Discharge Disposition Affects Transplant Patient Readmission Risk
Patients discharged with home health or to a skilled nursing facility also were more likely to be readmitted.
PHILADELPHIA—Patients discharged with home health (HH) or to a skilled nursing facility (SNF) after receiving a kidney transplant are more likely those discharged home to be readmitted to a hospital within 30 days, according to a study presented at the 2015 American Transplant Congress.
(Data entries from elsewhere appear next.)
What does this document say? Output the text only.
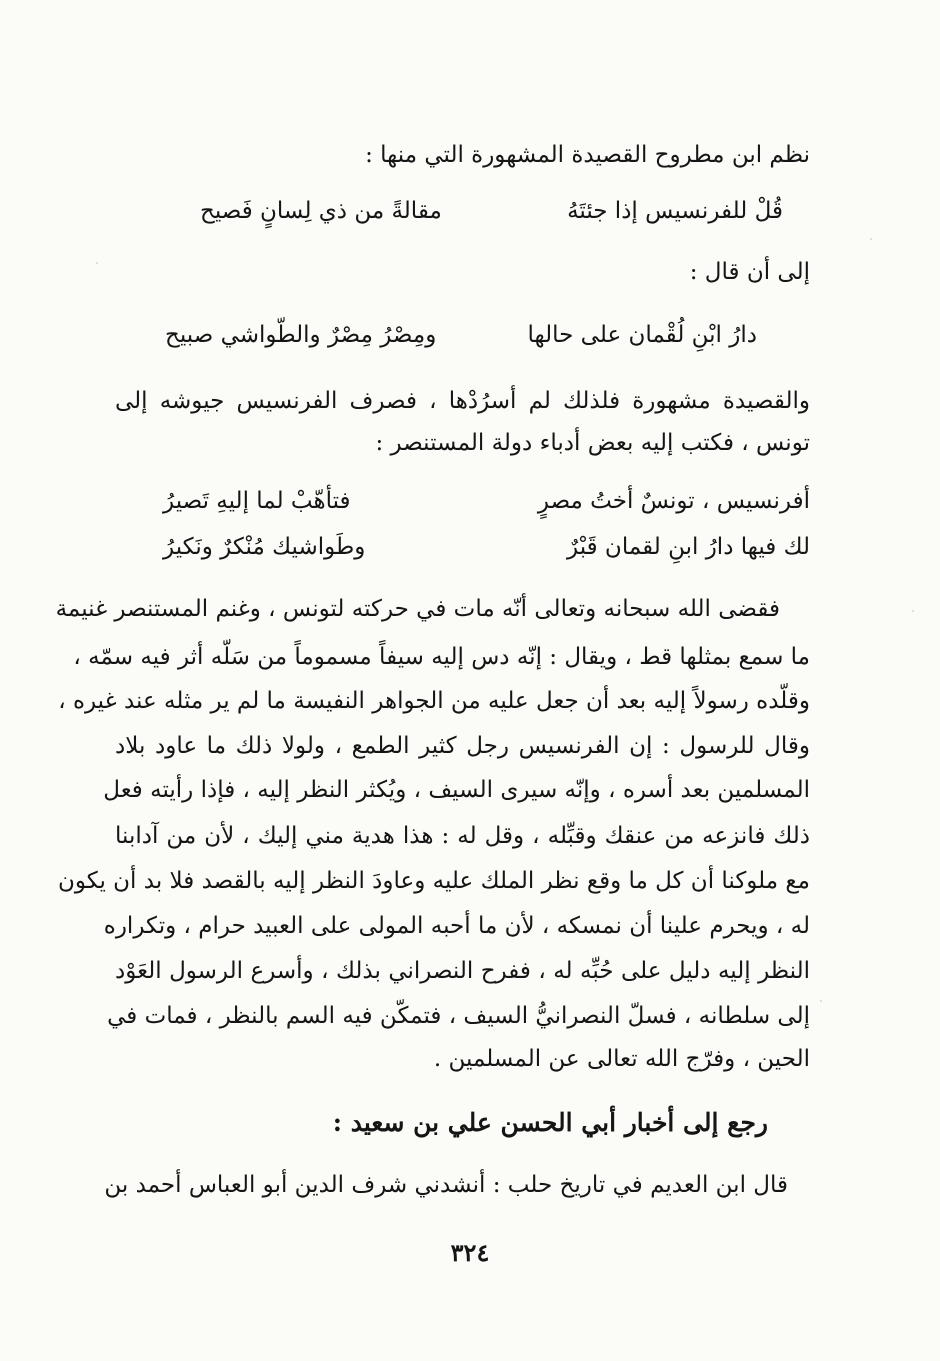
نظم ابن مطروح القصيدة المشهورة التي منها :
قُلْ للفرنسيس إذا جئتَهُ
مقالةً من ذي لِسانٍ فَصيح
إلى أن قال :
دارُ ابْنِ لُقْمان على حالها
ومِصْرُ مِصْرٌ والطّواشي صبيح
والقصيدة مشهورة فلذلك لم أسرُدْها ، فصرف الفرنسيس جيوشه إلى
تونس ، فكتب إليه بعض أدباء دولة المستنصر :
أفرنسيس ، تونسٌ أختُ مصرٍ
فتأهّبْ لما إليهِ تَصيرُ
لك فيها دارُ ابنِ لقمان قَبْرٌ
وطَواشيك مُنْكرٌ ونَكيرُ
فقضى الله سبحانه وتعالى أنّه مات في حركته لتونس ، وغنم المستنصر غنيمة
ما سمع بمثلها قط ، ويقال : إنّه دس إليه سيفاً مسموماً من سَلّه أثر فيه سمّه ،
وقلّده رسولاً إليه بعد أن جعل عليه من الجواهر النفيسة ما لم ير مثله عند غيره ،
وقال للرسول : إن الفرنسيس رجل كثير الطمع ، ولولا ذلك ما عاود بلاد
المسلمين بعد أسره ، وإنّه سيرى السيف ، ويُكثر النظر إليه ، فإذا رأيته فعل
ذلك فانزعه من عنقك وقبِّله ، وقل له : هذا هدية مني إليك ، لأن من آدابنا
مع ملوكنا أن كل ما وقع نظر الملك عليه وعاودَ النظر إليه بالقصد فلا بد أن يكون
له ، ويحرم علينا أن نمسكه ، لأن ما أحبه المولى على العبيد حرام ، وتكراره
النظر إليه دليل على حُبِّه له ، ففرح النصراني بذلك ، وأسرع الرسول العَوْد
إلى سلطانه ، فسلّ النصرانيُّ السيف ، فتمكّن فيه السم بالنظر ، فمات في
الحين ، وفرّج الله تعالى عن المسلمين .
رجع إلى أخبار أبي الحسن علي بن سعيد :
قال ابن العديم في تاريخ حلب : أنشدني شرف الدين أبو العباس أحمد بن
٣٢٤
The study, led by Maha Mohamed, MD, Assistant Professor of Medicine at the University of Wisconsin in Madison, showed that the 30-day readmission rate for patients discharged home was 17.6%. By comparison, the rate for patients discharged with HH or to a SNF were 28.1% and 32.4%, respectively.
“Patients discharged home may be healthier and therefore have a lower readmission rate,” the researchers concluded in a poster presentation.
The authors suggested that the higher risk of readmission found among patients discharged with HH or to an SNF could be related to frequent patient assessments by HH nurse or SNF nurses, enabling them to catch complications and call providers. Dr. Mohamed and her colleagues also pointed out that healthcare providers and families may not want to send patients to an SNF so that the patients can have more independence, and instead opt for HH, which may not be the correct decision.
Dr. Mohamed's group studied 529 initial kidney transplant recipients, with 781 hospital discharges. Of these, 158 (20.2%) were readmitted within 30 days. Readmission rates did not differ significantly by race, sex, or marital status.
The researchers also looked at the effect of comorbidities—diabetes, hypertension, chronic kidney disease (CKD), coronary artery disease, peripheral vascular disease, and chronic obstructive pulmonary disease—on readmission risk. Results showed that CKD was associated with a decreased risk. Patients with CKD had a 17.7% rate of readmission within 30 days compared with a 24.5% rate among those without CKD. None of the other comorbidities were associated with readmission risk.